25 Jan

Fun with Fonts

Fonts! They set the tone for your design and publication.

 

Styles of Fonts:

While fonts can be broken down into dozens of categories, there are four main ones to pay attention to when making your font decisions.

Serif fonts are traditional body types. Examples include Times New Roman and Garamond. At the tips of their letters there are little lines called “feet” that make them especially excellent for smaller type. The feet help with readability even at 8 or 9 pts. They are often seen in printed novels and books.

Sans Serif, meaning “without feet”, fonts are increasingly popular. Google Docs’ go to font Arial and Microsoft Word’s automated font Calibri are both Sans Serif. The lack of lines at the end allow for a sleek and modern appeal.

Script fonts are made to resemble cursive or handwriting. Lucinda and Architect’s Daughter are two common examples. Used for brand headers, cards, and occasional headings they can be a pop of style. Overusing a script font can lead to a design coming off as messy or unprofessional.

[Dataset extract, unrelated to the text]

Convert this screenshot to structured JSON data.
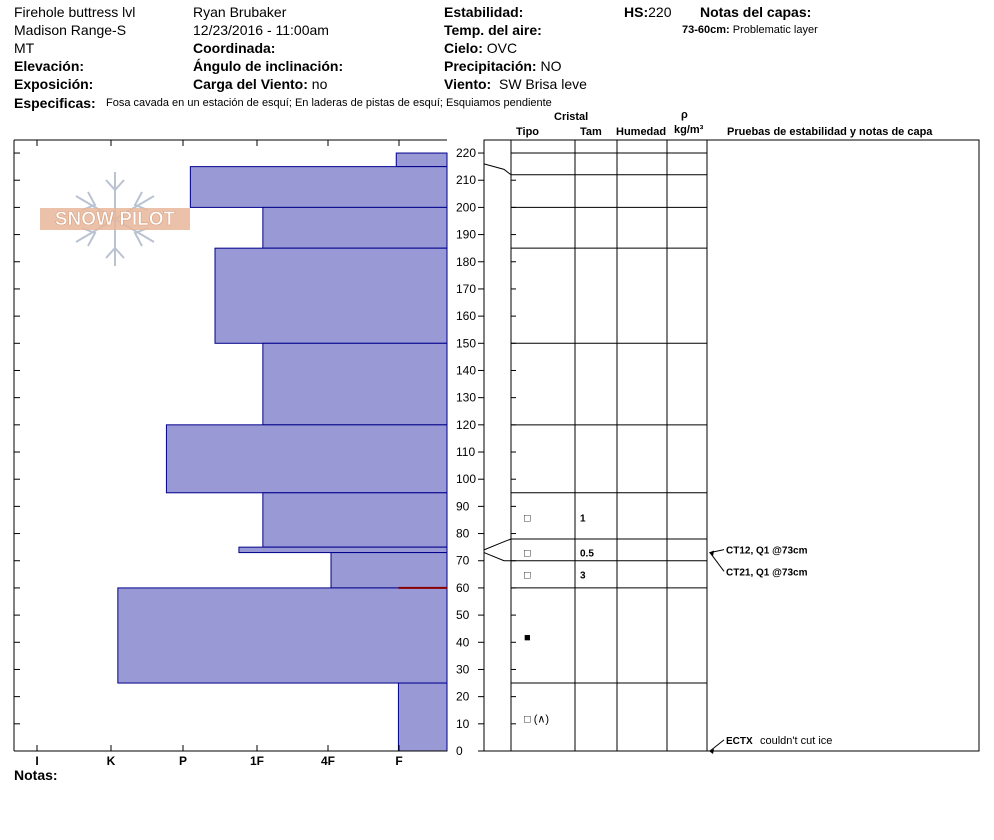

Decorative fonts are often software unique or downloadable and vary significantly. They are highly stylized and only work in specific situations. Decorative fonts have small, if any, families and are great for an accent. A medieval style font on a themed restaurant menu or one that drips blood on a Halloween party invitation fit as they enhance the mood of the text.

 

Things to consider when choosing fonts:

Using more than 3 fonts can lead to a work looking jumbled or feeling noncohesive. Keeping a body font consistent is important for recognition and unity.

Sans Serifs make for great sleek headers whereas serif fonts take the cake for body fonts.

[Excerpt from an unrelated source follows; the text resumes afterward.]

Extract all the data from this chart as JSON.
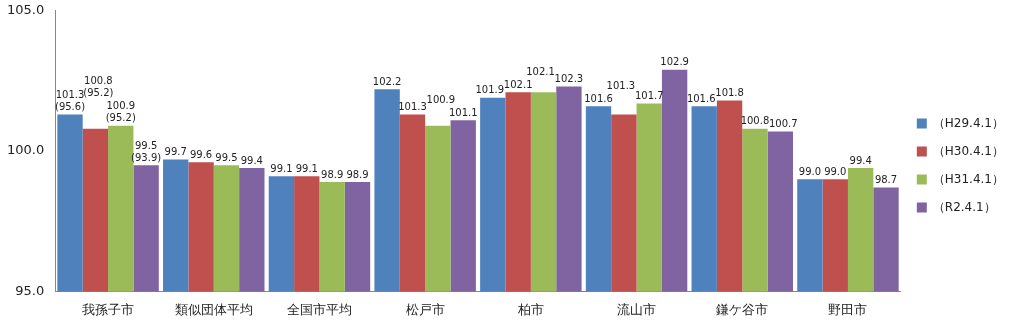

Legibility should come first. If a design is not readable, then it loses all merit and the focus will become that instead of the content. Most designers choose serif fonts for printed readability and san serif for online work though they are becoming more widespread. Using a script or decorative font as a header can be a bold pop that also allows for people to easily recognize what it says.

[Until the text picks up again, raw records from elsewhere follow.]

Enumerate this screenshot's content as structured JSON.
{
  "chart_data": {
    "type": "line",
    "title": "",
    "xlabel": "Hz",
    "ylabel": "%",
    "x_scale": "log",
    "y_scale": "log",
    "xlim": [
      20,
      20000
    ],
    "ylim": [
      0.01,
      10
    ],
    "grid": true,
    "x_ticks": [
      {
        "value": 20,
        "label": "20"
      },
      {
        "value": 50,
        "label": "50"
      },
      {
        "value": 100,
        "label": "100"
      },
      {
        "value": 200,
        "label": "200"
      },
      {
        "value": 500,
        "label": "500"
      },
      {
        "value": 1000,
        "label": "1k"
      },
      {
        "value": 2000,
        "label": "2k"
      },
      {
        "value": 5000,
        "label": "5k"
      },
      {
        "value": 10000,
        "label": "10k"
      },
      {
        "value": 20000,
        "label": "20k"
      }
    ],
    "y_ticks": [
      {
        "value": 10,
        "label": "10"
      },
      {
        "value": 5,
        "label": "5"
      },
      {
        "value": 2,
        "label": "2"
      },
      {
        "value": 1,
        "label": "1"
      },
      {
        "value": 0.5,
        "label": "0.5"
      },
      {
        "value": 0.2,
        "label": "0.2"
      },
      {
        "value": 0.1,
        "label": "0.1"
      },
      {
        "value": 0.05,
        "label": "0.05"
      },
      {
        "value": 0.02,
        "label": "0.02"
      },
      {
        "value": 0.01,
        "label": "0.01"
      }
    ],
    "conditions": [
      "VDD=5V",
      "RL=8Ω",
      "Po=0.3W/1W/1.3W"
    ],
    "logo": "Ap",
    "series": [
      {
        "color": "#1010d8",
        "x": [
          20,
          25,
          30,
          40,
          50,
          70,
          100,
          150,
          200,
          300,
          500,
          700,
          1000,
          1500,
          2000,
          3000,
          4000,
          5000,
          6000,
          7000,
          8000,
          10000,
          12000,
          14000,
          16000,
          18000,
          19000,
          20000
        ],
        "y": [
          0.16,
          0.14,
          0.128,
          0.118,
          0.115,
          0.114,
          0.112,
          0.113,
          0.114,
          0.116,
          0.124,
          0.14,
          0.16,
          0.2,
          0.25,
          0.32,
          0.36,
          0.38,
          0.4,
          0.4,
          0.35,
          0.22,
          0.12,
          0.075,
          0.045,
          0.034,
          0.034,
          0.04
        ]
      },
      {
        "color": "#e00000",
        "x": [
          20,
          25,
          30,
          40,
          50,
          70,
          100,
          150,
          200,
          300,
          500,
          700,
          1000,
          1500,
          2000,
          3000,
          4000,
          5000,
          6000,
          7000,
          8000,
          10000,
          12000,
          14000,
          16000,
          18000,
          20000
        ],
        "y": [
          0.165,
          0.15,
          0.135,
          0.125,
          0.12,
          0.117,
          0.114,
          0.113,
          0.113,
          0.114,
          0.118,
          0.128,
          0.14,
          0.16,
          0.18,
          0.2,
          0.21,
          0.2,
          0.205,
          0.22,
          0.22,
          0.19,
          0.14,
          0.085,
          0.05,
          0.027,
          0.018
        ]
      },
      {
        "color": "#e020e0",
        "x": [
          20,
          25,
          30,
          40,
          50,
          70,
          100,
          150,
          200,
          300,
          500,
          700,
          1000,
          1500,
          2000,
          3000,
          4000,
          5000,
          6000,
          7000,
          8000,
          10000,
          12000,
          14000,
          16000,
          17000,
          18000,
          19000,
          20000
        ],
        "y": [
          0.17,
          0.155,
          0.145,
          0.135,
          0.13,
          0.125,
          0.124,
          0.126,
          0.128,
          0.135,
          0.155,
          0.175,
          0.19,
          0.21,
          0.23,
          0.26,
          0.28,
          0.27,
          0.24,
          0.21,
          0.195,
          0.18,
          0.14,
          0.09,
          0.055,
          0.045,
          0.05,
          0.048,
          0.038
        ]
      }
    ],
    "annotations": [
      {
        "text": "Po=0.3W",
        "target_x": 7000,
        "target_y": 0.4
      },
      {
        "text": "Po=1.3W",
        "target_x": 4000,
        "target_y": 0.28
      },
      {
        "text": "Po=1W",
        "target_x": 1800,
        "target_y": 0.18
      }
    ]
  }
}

Font Family refers to how wide a range of options that font has. Serif and San Serif fonts frequently come with a variety including italic, bold, bold italic, and so on. Decorative fonts and script fonts rarely have any options. When choosing a heading and/or body font this can be very important. This can allow for making pull quotes or a variety of headers while still giving integrity to the brand of the piece.

Personality should come through with your font choice. A website for a manufacturing company and one for a children’s book illustrator would have very different choices. While the manufacturer might want to use only one font with a large family to show their modernity, the illustrator might choose to include a marker handwriting font for their headers.

 

Designing with Fonts:

When you export your file from InDesign or other software, make sure to embed your fonts. If you are sending a printer or other designer a packaged file so they can access the native works, make sure to include a font folder so they can download them as well.

 

Find a Font:

There are many reputable places to find fonts online and download them. First check and see what your software comes with or if it suggests downloading from somewhere specific.